We have all reached an impasse on this account.  Our boys stick to their version.  We stick to ours.  And since they’re grown, we all laugh about it.


But on New Year’s Day, I overheard something that alerted me to some yet-needed repentance.  A bunch of our 22-year-old son’s guy friends were sitting around our kitchen table, snacking, talking, laughing, and waiting for the football game to start.  After living with only guys for 28 years, I’m used to male conversations, but my ears tuned in when the topic turned to their parents.  Especially so, when I heard my son tell his friends about how I’d sold his Teenage Mutant Ninja Turtles action figures in a garage sale.  He wasn’t dissing me; and the guys were laughing.  But it struck me that this is the first thing that came to his mind.  He’d mentioned that before.  To us.  And we joked about it.


That night, I woke around 2:30.  I couldn’t get that conversation off my mind.  I wished like crazy I’d never sold those turtles.  Wished like crazy I could give them back.  I lay awake thinking…praying.  Then I wondered…eBay?  I got up and logged on.  After a few tries, I narrowed my search.  These had to be the originals – from 1988.  It took some looking but I found ‘em – all four – Donatello, Michelangelo, Raphael and Leonardo.  With their weapons! 


Thank goodness it was a “Buy it Now,” so I didn’t have to bid.  Thank goodness for PayPal.  And thank goodness for Priority Mail.  The package arrived in three days!

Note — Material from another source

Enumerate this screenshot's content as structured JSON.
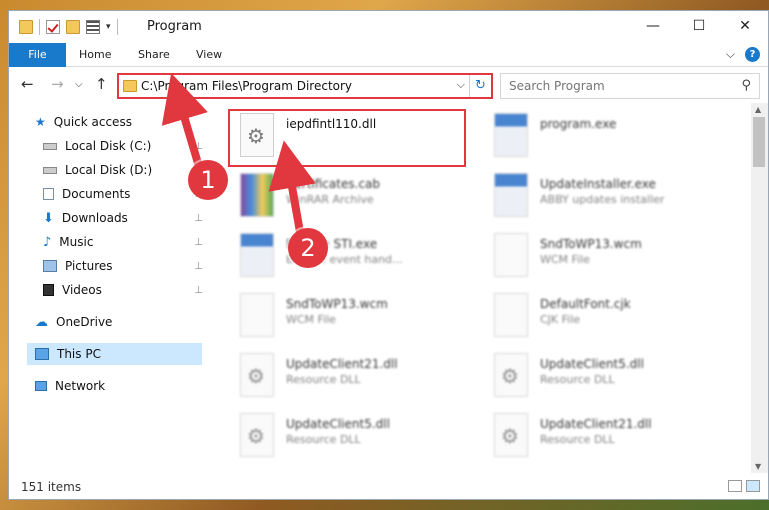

Monday evening I set the table for supper and strategically set the four Ninjas by our son’s place, with my note of repentance. Then called the guys to eat.





I knew I’d done the right thing when he said, “That is so freakin’ awesome!”




And he thanked me over and over.



Big Milk Splat



Who would ever guess that a plastic, gallon jug of milk, when dropped from a level of three to four feet, could make such a spectacular splat?  Maybe the plastic was brittle from just coming in out of the cold.  I don’t know.  What I do know is it split open at the bottom, and milk gushed out, spreading a puddle of Fat Free on the floor at the base of the fridge, ran under a door, over the threshold, and into the pantry.



Milk fairly exploded from that jug, spattering floors, walls, fridge, doors, cupboards, dishwasher, oven, and counters.  It flew across the room, through the window screen above the kitchen sink, and messed my west-facing view.  Clean dishes drying in the drainer by the sink were suddenly destined for a second washing.  Not even the cupboard molding near the ceiling was spared



Moo juice dripped from hair, spectacles, jacket, gloves, pants, and shoes.  And would you believe there was still a good half gallon left in the container?



The whole event made such a colossal mess, all I could do was laugh in utter disbelief.  (Make that udder disbelief.)  No, I did not take pictures.  The last thing I wanted was a milk moustache on my camera.



This happened Friday night, right as I was about to begin cooking supper.  We ate Carry Out.